European equities are in fashion with global investors this month, the Bank of America Merrill Lynch Fund Manager Survey for December shows.

This increase in popularity comes despite the economic difficulties the region has found itself in over the past year. Eurozone equities were investors' darling in December, recording a net 26 per cent overweight - up significantly from November's 8 per cent figure. Meanwhile, a net 19 per cent regard eurozone equities as undervalued, up from November’s net 12 per cent taking such a view.

Regional fund managers have raised their exposure to European banks in particular. A net 13 per cent are now overweighting the sector, compared to last month’s net 3 per cent underweight. The enthusiasm around the eurozone is being driven by the fact the European Central Bank is firing up a quantitative easing programme for early next year.

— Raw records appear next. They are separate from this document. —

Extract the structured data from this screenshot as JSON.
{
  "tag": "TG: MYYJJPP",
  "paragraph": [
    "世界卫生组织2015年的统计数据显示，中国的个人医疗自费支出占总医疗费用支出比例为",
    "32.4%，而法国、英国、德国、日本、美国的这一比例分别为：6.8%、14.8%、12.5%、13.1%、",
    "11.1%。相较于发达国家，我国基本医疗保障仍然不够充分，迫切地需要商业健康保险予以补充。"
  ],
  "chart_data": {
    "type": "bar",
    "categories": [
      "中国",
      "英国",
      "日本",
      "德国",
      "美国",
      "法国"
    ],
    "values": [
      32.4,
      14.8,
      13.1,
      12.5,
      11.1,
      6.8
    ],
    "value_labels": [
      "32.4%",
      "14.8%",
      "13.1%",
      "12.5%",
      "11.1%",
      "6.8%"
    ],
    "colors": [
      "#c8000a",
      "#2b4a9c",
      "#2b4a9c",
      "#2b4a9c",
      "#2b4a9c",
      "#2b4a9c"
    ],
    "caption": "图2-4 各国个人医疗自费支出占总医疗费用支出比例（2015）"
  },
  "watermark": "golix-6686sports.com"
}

“We are seeing capitulation out of energy and materials to the benefit of the dollar, cash, eurozone stocks and global tech and discretionary stocks,” said Michael Hartnett, chief investment strategist at BoA Merrill Lynch Research. “The prospect of ECB QE has brought growing consensus on European equities, but the weakening business cycle and falling commodity prices are working against true earnings recovery,” said Manish Kabra, European equity and quantitative strategist.

On the issue of oil - which has sunk in value this year, the poll showed that a net 36 per cent of fund managers view oil as undervalued following its recent price fall below $60 per barrel. This reading is up over 20 percentage points since October and represents its lowest level since 2009.

In contrast, investors have less conviction towards holding US and Japanese stocks. With the US market appearing overvalued to a strong majority of the panel, a net 10 per cent now intend to underweight it in the coming 12 months.

As a result asset allocators have hiked their cash holdings to an average 5 per cent. Moreover a net 28 per cent are now overweight cash relative to their benchmarks. This is the survey’s highest reading on this measure since June 2012.

The fund manager survey consists of 214 panelists with $604 billion of assets under management participated in the survey from 5 December to 11 December 2014.